“The public be damned,” railroad magnate William Henry Vanderbilt snorted at a reporter in 1882. The impertinent scribe had asked whether Vanderbilt ran his railroads with an eye toward public benefit. At the time, Vanderbilt was among the most powerful men in American business—and by his own estimation the richest man in the world. His figurative middle finger to the American public was big news, appearing on the front page of hundreds of newspapers within twenty-four hours.
The week before his comment, two trains had collided on his railroad inside the Fourth Avenue tunnel in New York City, killing two passengers and injuring hundreds. Many New Yorkers blamed the accident on Vanderbilt’s unwillingness to cut into profits by spending money on safety measures. His contemptuous words, spoken as he dined in his private train car, salted an open wound. The satirical magazine Puck ran a cover cartoon of a ballooned, profligate Vanderbilt wearing a diamond pin, smoking a stogie, and leaning back in a leather chair with a foot on the throat of an eagle dressed in Uncle Sam garb.

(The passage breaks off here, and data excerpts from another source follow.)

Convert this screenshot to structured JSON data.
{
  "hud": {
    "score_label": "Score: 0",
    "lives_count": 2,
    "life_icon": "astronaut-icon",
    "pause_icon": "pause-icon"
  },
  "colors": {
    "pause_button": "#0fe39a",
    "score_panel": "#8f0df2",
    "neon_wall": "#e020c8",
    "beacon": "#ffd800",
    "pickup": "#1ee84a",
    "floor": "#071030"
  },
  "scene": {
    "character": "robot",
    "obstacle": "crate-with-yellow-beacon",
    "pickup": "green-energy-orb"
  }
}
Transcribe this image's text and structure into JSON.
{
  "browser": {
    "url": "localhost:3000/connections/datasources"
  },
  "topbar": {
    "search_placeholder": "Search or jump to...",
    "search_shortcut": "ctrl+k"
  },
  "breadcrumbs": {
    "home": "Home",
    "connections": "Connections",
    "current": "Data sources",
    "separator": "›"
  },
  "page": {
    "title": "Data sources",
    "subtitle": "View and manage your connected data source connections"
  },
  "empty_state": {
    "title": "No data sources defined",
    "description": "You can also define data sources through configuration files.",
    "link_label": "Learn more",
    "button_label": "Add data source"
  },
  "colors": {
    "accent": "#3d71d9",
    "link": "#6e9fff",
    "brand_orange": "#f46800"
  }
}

He also tells the backstory to one of the most consequential cases in the history of corporate law: Dodge v. Ford. In that case, the court ruled that Henry Ford couldn’t withhold dividends from shareholders in order to use the money to build a new auto manufacturing facility.
A business corporation is organized and carried on primarily for the profit of the stockholders. The powers of the directors are to be employed for that end. The discretion of directors is to be exercised in the choice of means to attain that end, and does not extend to a change in the end itself, to the reduction in profits, or to the nondistribution of profits among stockholders in order to devote them to other purposes.
Greenfield’s point is that shareholders have been put on a pedestal above “the interests of workers, customers, and society.” He call’s this “corporate law’s original sin.”